Rez Kahn (15:26): Yeah, yeah. That's a really good question. So, when you're working with a ... So, indexes are not something which is unique to MongoDB, all other databases also have indexes. The way to look at indexes, it's a special data structure which stores the data you need in a manner that makes it very fast to get that data back. So, one good example is, let's say you have a database with names and phone numbers. You want to query the database with a name and get that person's phone number.
Rez Kahn (16:03): Now, if you don't have an index, what the database software would do is it would go through every record of name and phone number so that it finds the name you're looking for, and then, it will give you back the phone number for that particular name. Now, that's a very expensive process because if you have a database with 50 million names and phone numbers, that would take a long time. But one of the things you can do with index is you can create an index of names, which would organize the data in a manner where it wouldn't have to go through all the names to find the relevant name that you care about.
Rez Kahn (16:38): It can quickly go to that record and return back the phone number that you care about.

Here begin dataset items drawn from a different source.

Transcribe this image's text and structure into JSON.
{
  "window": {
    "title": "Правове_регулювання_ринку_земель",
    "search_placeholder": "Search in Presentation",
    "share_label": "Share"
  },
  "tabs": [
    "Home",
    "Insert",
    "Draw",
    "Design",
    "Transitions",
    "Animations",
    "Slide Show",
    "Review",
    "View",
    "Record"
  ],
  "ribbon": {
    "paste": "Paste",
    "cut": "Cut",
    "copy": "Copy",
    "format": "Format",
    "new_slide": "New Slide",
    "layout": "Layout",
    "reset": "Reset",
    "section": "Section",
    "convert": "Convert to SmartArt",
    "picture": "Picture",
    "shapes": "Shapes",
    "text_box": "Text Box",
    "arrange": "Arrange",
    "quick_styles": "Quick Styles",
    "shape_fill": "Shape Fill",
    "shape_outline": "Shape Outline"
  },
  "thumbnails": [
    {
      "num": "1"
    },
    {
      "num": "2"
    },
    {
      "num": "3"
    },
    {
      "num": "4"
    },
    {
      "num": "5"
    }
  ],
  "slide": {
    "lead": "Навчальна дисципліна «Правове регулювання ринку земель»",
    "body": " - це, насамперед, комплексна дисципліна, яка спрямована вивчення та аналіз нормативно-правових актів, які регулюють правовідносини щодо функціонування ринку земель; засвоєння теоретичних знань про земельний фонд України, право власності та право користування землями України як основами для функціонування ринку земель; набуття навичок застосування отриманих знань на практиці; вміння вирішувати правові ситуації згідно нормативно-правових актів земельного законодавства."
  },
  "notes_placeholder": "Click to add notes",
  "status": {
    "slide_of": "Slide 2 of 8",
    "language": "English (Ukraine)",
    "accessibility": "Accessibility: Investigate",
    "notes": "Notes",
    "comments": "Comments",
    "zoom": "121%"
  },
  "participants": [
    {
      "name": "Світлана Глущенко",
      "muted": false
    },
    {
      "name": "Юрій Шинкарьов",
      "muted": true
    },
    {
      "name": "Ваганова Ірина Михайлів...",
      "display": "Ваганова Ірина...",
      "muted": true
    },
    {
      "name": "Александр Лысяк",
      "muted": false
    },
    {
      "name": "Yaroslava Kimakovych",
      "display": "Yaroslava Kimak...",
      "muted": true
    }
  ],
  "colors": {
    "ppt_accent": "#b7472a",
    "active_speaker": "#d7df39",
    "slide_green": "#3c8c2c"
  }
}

So, instead of going through 50 million rows, you might have to go through a few hundred rows of data in order to get the information that you want. Suddenly, your queries are significantly faster than what it would have been if you had not created an index. Now, the challenge for our users is, like you said, Mike, a lot of people might not know what an index is, but people generally know what an index is. The problem is, what is the best possible thing you could do for MongoDB?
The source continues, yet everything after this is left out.